A l’aune de tous les errements de l’UA, force est de se demander dans quelle mesure pourrait-on affirmer que « l’union fait la force » ? De fait, cette union n’est pas en mesure d’assurer la paix dans une quelconque région du continent africain. Et que dire lorsque, face aux conflits qui gangrènent ce continent, l’union africaine fait la « sourde oreille» pour se contenter d’un second rôle (derrière l’ONU et L’OTAN). Nos chers leaders déploient plus d’énergie à essayer de diriger les organes de l’institution qu’à régler les problèmes politiques de court et moyen terme du continent. Incapacité ou irresponsabilité de l’UA ?

Le danger est que l’inefficacité de l’UA vienne entacher et remettre en cause le projet politique panafricain. Or, aucun pays ne peut répondre seul aux défis économique (investissements en infrastructures, marché étendu), défis sécuritaires (menaces transfrontalières) et sociaux (migrations de population) qui se posent à l’Afrique aujourd’hui. Dès lors, il convient de trouver des solutions innovantes pour redynamiser l’Union africaine. De nouvelles pistes doivent être sérieusement explorées. Démocratiser les institutions panafricaines devient une priorité.
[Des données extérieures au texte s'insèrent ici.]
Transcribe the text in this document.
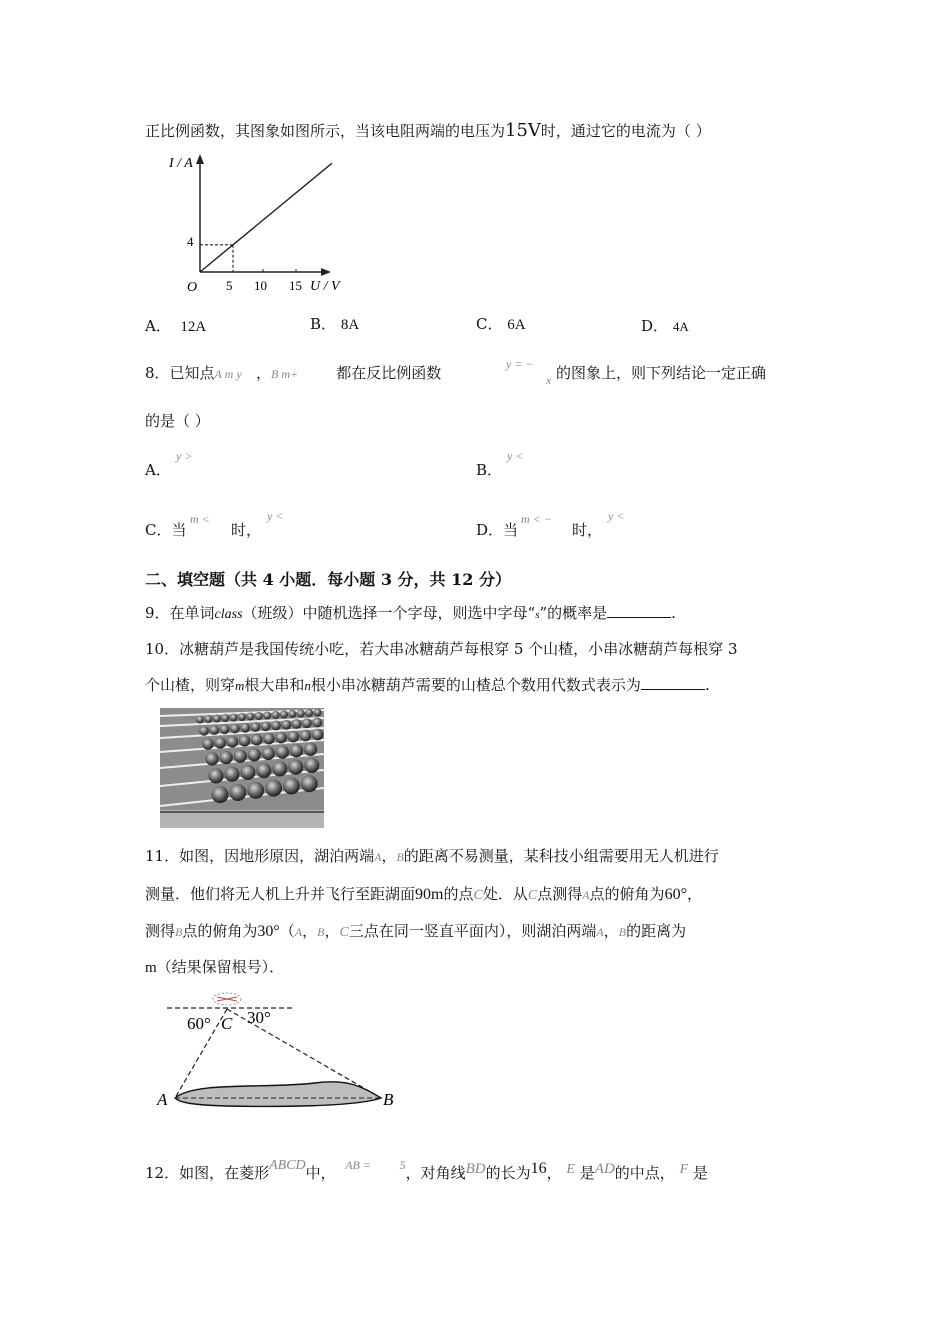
正比例函数，其图象如图所示，当该电阻两端的电压为15V时，通过它的电流为（ ）
I / A
U / V
O
4
5 10 15
A． 12A	B． 8A	C． 6A	D． 4A
8．已知点A m y ，B m+	都在反比例函数	y = −
x 的图象上，则下列结论一定正确
的是（ ）
A．
y >
B．
y <
C．当
m <
时，
y <
D．当
m < −
时，
y <
二、填空题（共 4 小题．每小题 3 分，共 12 分）
9．在单词class（班级）中随机选择一个字母，则选中字母“s”的概率是	.
10．冰糖葫芦是我国传统小吃，若大串冰糖葫芦每根穿 5 个山楂，小串冰糖葫芦每根穿 3
个山楂，则穿m根大串和n根小串冰糖葫芦需要的山楂总个数用代数式表示为	.
11．如图，因地形原因，湖泊两端A，B的距离不易测量，某科技小组需要用无人机进行
测量．他们将无人机上升并飞行至距湖面90m的点C处．从C点测得A点的俯角为60°，
测得B点的俯角为30°（A，B，C三点在同一竖直平面内），则湖泊两端A，B的距离为
m（结果保留根号）．
60° C 30°
A	B
12．如图，在菱形ABCD中， $^{AB =}$ $^5$，对角线BD的长为16， E 是AD的中点， F 是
Cela doit passer sans doute par des élections au-delà de l'échelle nationale, qui rendent responsables de leurs actions les dirigeants de l'UA et créent un vrai débat public panafricain. Des instances de représentation des corps de la société civile sont également envisageables et souhaitables. Pour que l'Union africaine ne soit plus une coquille vide, il devient plus qu'important de démocratiser et responsabiliser cette institution.